The concentration of PM2.5 – fine particles in the air that directly impact lungs and can cause permanent respiratory problems – in Delhi is currently 31.5 times the WHO annual air quality guideline value, IQAir’s website read.
Air in Delhi was “hazardous” at 11.30pm on Monday at 446 Air Quality Index (AQI) value, it added. This was the peak time for the bursting of firecrackers, even after police had seized several thousand kilos of fireworks in the days leading up to the festival.
Many smugglers still resorted to the sale of notorious pollution-causing firecrackers out of car boots, inside dusty warehouses and at the back of grocery shops.
Monday’s AQI was the first time Delhi dipped into the “very poor” category since February, barring an anomaly of a few days in July during a freak dust storm.
The air crisis in Delhi, despite being expected to further worsen this week after Diwali, was still a relative improvement on previous years, as the 24-hour average AQI was recorded at 312 by the federal pollution control body.
This is statistically the lowest in four years for Diwali night and the second-best the city has seen in seven years.
Air pollution in northern India and Delhi spikes to its highest during the winter season in October and November every year and is the result of a range of factors including vehicular emissions, industrial smoke, farm fires in neighbouring states and cold, settled meteorological conditions which do not allow the polluted air to disperse.
Delhi also faces severe dust pollution from construction projects in the city and biomass burning, which compound its pollution woes this season.
Meteorological officials monitoring weather conditions in New Delhi had predicted air quality to slip to the “very poor” category last week after days of “poor” AQI.
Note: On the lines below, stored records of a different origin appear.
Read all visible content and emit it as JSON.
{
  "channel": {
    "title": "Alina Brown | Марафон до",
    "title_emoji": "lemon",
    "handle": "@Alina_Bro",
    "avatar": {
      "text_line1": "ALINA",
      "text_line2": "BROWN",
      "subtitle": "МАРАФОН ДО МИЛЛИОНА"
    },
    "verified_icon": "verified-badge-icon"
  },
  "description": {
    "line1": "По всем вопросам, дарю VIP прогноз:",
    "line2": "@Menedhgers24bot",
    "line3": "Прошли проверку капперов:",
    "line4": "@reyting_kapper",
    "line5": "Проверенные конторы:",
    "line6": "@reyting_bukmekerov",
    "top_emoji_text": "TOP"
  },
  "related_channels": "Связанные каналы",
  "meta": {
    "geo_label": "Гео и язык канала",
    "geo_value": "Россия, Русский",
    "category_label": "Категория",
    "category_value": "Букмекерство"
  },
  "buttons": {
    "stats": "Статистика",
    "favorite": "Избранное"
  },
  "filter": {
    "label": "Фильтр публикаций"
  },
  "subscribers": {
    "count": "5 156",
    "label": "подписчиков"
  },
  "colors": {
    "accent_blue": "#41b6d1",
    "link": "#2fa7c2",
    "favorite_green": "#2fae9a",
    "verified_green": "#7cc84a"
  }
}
On Tuesday morning, Delhi and its adjoining regions recorded AQI over 300, landing in the “very poor” category. Prolonged exposure to AQI between 301 and 400 can cause respiratory illnesses and impact children and senior citizens, according to India’s Central Pollution Control Board.
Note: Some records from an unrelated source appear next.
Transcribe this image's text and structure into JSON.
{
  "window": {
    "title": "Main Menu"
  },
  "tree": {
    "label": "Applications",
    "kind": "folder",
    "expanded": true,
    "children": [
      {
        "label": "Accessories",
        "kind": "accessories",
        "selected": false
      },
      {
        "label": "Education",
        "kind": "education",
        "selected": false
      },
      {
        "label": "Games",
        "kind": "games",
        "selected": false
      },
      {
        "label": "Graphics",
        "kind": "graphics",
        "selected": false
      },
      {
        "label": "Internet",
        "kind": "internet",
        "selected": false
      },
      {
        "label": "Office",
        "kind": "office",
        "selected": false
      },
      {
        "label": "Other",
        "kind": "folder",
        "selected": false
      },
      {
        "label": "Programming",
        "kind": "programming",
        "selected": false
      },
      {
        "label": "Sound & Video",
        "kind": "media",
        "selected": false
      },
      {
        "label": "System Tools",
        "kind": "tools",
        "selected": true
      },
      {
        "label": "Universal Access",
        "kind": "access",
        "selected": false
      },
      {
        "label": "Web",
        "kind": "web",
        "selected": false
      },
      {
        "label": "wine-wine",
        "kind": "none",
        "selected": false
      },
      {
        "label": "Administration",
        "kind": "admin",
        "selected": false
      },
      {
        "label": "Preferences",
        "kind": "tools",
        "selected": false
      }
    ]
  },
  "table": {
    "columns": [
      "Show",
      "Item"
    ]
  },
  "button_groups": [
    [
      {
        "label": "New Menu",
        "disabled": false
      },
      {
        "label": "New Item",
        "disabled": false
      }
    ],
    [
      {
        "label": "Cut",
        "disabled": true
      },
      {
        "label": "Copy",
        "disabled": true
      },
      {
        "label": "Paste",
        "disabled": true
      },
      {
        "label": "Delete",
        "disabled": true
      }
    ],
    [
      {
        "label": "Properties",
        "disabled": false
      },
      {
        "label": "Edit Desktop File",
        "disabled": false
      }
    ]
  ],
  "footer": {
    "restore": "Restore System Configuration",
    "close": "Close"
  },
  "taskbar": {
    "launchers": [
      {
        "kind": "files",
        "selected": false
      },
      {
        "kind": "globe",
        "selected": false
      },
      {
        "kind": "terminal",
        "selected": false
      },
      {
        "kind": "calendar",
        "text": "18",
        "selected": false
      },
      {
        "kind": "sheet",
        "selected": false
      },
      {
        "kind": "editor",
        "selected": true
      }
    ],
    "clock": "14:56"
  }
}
Air quality in New Delhi is likely to remain in the “very poor” to “poor” category for the next few days, according to the Air Quality Early Warning System for the city with average wind speed expected to be unfavourable for carrying away the pollutants.
This could also be impacted by farm fires of residual crops that are expected to surge in northern India, of which more than 2,000 were recorded last week. Farmers in the agriculturally dominant states of Punjab and Haryana burn rice straws to clear up land for the next batch of crops, despite government attempts to introduce fines for the practice.